Vertigo implies a false sense of motion, often described as a “spinning” sensation.  In BPPV, vertigo is due to debris that has collected within a certain part of the inner ear.  Small crystals of calcium carbonate, known as “otoconia”, “canaliths”, “crystals”,”rocks” or “stones”, have broken off from a part of the inner ear called the utricle and migrated into another part of the inner ear know as the semi-circular canal.  There are 3 semi-circular canals in each ear that may be affected.  Determining which semicircular canal is affected will direct your treatment.  

The symptoms of BPPV generally include a brief sense of vertigo when lying back in bed, rolling over in bed, arising from a lying position, bending forward, or looking up.  Vertigo is usually precipitated by a change of head position and typically lasts 10-15 seconds.  You may, however, feel nauseated or imbalanced for a longer period of time.  An intermittent pattern is common with BPPV. It may be present for a few weeks, then stop, then return.  It should be noted that many other disorders of the vestibular (balance) system have similar symptoms.  This is why testing is critical to determine the exact cause of your dizziness or vertigo.

Diagnosis of BPPV is made based on your history of symptoms and observation of your eye movements while placing your head into positions that may trigger dizziness.  One position, known as the Hallpike position, involves moving from a sitting position to a lying position with your head turned to either side and observing your eye movements.  Other tests for different semi-circular canal involvement include lying with your head in various alternate positions.  Our ability to diagnose BPPV is enhanced by you wearing video goggles fitted with infrared cameras so that your eye movements may be more easily visualized and recorded.  

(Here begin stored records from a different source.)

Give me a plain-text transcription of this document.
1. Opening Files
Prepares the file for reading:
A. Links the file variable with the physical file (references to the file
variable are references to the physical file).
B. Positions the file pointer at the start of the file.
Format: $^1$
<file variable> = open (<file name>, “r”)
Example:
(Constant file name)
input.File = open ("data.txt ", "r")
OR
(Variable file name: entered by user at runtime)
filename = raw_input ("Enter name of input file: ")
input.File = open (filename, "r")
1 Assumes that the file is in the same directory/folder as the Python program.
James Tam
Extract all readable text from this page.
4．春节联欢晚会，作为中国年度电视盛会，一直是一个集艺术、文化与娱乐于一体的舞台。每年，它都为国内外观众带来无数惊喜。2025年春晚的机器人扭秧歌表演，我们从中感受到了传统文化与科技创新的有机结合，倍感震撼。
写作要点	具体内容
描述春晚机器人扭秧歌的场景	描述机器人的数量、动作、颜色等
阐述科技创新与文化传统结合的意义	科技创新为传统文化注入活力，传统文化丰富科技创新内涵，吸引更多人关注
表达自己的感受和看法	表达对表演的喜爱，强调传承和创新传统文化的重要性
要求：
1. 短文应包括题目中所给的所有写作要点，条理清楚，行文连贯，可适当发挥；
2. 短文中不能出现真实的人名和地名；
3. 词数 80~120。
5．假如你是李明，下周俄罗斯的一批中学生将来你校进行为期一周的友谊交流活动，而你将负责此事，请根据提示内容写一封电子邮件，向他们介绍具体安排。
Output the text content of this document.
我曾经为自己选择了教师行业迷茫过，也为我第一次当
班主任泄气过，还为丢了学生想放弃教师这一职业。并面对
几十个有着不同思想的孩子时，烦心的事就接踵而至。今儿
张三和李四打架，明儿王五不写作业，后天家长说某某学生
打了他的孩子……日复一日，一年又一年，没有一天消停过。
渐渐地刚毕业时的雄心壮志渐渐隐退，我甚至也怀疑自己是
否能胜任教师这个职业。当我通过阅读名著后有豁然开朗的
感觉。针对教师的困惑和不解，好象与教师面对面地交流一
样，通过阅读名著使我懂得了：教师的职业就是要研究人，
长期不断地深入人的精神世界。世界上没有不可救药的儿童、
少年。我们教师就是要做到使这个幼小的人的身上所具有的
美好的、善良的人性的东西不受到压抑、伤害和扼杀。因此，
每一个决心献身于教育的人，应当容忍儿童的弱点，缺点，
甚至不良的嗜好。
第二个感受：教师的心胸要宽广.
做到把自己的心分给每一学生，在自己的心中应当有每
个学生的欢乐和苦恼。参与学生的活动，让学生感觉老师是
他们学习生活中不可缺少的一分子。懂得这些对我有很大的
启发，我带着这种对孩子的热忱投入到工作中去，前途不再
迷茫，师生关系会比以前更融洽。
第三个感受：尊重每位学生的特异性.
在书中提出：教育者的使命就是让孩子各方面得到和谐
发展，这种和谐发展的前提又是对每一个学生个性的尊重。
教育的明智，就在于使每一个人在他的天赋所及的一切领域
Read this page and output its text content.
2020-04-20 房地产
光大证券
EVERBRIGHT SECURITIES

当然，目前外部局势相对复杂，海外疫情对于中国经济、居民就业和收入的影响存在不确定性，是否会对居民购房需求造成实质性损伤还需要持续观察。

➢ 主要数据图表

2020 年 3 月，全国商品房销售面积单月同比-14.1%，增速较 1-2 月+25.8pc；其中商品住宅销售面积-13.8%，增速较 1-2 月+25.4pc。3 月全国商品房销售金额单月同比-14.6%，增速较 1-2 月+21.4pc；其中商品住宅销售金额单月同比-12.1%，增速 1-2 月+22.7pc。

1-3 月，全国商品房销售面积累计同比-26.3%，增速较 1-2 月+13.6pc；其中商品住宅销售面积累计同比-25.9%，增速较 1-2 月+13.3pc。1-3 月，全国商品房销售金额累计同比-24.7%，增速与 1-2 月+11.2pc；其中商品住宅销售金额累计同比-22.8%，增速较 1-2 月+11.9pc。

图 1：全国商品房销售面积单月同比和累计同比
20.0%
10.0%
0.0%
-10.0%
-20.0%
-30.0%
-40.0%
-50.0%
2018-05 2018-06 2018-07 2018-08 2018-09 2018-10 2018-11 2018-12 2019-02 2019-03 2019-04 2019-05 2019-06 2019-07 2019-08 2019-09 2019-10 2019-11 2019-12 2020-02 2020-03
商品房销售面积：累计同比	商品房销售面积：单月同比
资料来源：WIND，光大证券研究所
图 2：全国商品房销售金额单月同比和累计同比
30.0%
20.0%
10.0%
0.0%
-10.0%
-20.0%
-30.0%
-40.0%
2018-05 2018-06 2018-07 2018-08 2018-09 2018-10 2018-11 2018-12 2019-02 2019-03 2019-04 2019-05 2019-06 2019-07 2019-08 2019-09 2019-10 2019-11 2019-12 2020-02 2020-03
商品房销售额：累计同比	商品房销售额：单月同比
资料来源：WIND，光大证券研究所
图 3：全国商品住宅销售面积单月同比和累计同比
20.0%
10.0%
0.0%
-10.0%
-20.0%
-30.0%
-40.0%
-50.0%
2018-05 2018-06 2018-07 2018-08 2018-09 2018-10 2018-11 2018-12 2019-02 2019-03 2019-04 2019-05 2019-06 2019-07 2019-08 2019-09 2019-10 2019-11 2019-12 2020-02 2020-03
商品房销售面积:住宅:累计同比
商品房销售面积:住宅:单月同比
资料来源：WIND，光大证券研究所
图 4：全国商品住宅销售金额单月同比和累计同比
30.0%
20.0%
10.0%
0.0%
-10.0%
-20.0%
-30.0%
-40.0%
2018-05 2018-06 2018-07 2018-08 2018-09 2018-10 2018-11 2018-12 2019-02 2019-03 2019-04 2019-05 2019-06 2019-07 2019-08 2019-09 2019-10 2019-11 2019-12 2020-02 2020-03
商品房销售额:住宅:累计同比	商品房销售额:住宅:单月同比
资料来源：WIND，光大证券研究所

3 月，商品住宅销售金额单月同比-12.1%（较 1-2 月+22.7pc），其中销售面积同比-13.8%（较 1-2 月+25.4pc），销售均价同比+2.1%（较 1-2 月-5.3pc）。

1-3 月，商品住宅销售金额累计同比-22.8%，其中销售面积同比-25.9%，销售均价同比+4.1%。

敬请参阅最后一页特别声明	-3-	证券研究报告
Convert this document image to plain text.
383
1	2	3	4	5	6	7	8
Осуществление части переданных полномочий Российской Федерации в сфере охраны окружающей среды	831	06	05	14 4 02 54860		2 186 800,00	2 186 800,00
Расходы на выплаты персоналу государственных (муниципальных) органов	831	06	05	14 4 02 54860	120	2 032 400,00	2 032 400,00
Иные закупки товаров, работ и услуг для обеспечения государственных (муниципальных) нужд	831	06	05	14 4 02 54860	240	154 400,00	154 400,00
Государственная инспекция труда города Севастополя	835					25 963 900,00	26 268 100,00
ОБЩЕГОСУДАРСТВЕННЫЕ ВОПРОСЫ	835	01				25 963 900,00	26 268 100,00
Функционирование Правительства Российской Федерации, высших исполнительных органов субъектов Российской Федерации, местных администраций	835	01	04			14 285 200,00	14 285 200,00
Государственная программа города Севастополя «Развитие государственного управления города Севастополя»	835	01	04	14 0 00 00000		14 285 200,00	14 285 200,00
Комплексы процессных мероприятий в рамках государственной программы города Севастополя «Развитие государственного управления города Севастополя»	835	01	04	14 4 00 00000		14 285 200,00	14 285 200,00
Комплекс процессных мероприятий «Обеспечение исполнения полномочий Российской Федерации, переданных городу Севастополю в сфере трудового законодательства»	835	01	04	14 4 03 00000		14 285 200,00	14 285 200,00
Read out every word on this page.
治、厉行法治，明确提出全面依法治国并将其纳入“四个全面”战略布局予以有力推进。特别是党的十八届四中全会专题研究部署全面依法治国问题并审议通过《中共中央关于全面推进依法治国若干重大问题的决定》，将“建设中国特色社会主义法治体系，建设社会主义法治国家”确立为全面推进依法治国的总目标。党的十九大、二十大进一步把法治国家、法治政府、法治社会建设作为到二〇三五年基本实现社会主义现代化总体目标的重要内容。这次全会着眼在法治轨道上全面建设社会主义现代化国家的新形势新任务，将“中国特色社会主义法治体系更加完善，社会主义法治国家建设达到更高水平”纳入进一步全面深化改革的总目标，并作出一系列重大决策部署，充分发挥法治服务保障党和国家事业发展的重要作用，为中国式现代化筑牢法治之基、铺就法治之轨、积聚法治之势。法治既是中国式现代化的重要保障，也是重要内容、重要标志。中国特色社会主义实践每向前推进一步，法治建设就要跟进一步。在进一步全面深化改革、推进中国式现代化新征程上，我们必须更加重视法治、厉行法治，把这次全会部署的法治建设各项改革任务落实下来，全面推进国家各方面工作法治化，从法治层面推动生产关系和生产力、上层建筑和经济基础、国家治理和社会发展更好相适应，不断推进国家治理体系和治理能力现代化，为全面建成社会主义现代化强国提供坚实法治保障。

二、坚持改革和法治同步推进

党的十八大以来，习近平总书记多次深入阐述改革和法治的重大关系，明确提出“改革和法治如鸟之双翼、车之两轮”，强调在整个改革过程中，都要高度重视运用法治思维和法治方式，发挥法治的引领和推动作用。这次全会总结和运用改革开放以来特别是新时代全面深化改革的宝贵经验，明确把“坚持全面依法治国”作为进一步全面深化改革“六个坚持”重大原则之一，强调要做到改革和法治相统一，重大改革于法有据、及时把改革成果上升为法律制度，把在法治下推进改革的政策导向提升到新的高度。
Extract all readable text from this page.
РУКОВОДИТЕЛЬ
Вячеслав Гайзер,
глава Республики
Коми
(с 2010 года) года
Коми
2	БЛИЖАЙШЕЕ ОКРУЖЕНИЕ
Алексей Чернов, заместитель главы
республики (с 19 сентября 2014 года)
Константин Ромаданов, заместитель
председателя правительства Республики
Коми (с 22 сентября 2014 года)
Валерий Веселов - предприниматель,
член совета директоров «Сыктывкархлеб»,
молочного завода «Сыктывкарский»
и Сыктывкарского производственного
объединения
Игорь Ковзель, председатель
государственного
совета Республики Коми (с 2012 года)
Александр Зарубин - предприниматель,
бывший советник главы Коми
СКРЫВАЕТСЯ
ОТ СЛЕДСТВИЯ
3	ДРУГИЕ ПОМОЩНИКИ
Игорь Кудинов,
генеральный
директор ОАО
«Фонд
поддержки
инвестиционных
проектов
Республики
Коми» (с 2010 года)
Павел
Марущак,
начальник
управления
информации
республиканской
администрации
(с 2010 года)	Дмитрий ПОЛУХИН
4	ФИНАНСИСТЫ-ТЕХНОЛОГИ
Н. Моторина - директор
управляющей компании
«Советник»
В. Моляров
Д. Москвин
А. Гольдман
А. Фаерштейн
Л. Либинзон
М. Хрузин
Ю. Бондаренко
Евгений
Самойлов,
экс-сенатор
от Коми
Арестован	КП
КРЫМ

Depending on the semi-circular canal involved, specific “canalith repositioning maneuvers” have been developed to cure BPPV and are named after the doctors who discovered the technique.  These “canalith repositioning maneuvers” are intended to remove “crystals” out of the semi-circular canal, back to where they originated, the utricle.  Each maneuver takes less than 10 minutes to complete.

The Epley maneuver was invented by Dr. John Epley and is used to treat BPPV of the posterior semi-circular canal. This maneuver involves first lying back into the position that triggers vertigo, then sequential movements of the head are made that remove the “crystals” from the semicircular canal. 

The Lempert roll is used to treat BPPV of the horizontal semi-circular canal.  It involves lying back on the bed, and turning the head and body in a slow 270 degree turn.  

These maneuvers are effective in over 90% of patients with BPPV.   If your vertigo has not resolved after your first visit, additional appointments may be necessary to repeat the maneuver.  The recurrence rate for BPPV after these maneuvers is about 15 percent per year.  In some persons, the positional vertigo can be eliminated but a sense of imbalance persists.  In these cases, a course of vestibular rehabilitation may improve your sense of balance.